Entry-level professions
ON MAKING a living on the street, Parth J. Shah and Naveen Mandava have edited a book titled Law, Liberty and Livelihood from Academic Foundation (www.academicfoundation.com). "Street vendors suffer not just because their poverty deprives them of a strong enough voice but also because they are seen as symbols of degradation in an India that seeks increasingly to be middle class and shining," writes Tavleen Singh in the preface. The book brings together micro studies of "railway porters, street vendors, small shopkeepers, cycle and auto-rickshaw drivers, household-based industries, as well as small school operators," and such entry-level professionals at the bottom rung of the economic ladder. Don't miss reading this if you want to know what ails the poor who hope to climb the climb to economic prosperity while providing some of the most essential services to the people.

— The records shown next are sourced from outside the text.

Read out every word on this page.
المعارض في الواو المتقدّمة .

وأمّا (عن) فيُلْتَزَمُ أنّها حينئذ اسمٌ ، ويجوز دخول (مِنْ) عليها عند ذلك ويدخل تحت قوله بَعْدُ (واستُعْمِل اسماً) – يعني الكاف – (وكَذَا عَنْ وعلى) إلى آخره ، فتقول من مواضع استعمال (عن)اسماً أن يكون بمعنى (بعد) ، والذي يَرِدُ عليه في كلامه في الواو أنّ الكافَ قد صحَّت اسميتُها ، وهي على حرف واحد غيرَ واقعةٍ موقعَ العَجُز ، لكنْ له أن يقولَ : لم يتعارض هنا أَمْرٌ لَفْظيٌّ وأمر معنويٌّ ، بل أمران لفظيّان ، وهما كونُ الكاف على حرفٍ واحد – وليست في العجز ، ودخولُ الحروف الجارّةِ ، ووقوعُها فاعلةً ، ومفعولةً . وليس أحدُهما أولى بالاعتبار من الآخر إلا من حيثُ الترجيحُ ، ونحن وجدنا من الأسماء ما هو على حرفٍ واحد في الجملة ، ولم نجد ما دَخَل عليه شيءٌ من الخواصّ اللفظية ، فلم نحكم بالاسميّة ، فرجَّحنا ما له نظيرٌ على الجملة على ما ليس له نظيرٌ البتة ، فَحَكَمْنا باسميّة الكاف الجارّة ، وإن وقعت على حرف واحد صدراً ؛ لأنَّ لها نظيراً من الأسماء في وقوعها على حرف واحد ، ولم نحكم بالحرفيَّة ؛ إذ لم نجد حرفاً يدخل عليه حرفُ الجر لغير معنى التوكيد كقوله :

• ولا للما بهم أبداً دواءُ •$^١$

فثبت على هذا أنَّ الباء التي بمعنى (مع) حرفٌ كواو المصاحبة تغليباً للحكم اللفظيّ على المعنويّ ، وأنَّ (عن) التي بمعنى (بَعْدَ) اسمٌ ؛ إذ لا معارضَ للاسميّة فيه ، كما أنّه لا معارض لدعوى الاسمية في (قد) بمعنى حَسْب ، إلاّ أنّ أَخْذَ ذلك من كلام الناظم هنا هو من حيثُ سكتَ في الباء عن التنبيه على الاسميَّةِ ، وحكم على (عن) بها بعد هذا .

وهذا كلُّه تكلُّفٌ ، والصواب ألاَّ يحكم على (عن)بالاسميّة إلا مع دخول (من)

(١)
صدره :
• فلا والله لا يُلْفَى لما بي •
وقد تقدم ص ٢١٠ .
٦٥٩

Spider's web to build better teams
SEVENTY-FIVE games, challenges and activities fill Gary Kroehnert's Games Trainers Play Outdoors from Tata McGraw-Hill (www.tatamcgrawhill.com). "Typically when trainers, or trainees, think of outdoor training, they tend to think of the higher-risk activities where people can fall off ropes, trees or logs many metres above the ground or fall down a cliff face because someone forgot to hold on to something." No, this book focuses at low to medium risk games. Outdoor learning, according to the author, is any learning activity, exercise or simulation that can be conducted outside the classroom environment. The book begins with `spider's web' an excellent mix of challenge and fantasy provided you can spot two trees and have plenty of nylon cord on hand. Nitro crossing comes next, with a swing rope to carry one across `riverbanks'. Another game uses tennis balls that participants throw behind them towards a bin placed slightly off centre. To know the levels of risk involved and energy required, there are useful icons. The author discusses the procedure and safety issues, apart from listing sample debriefing questions and variations. Energetic stuff! Tailpiece "What's left after the dust settles on the family settlement?" "Parting of ways and business as usual!"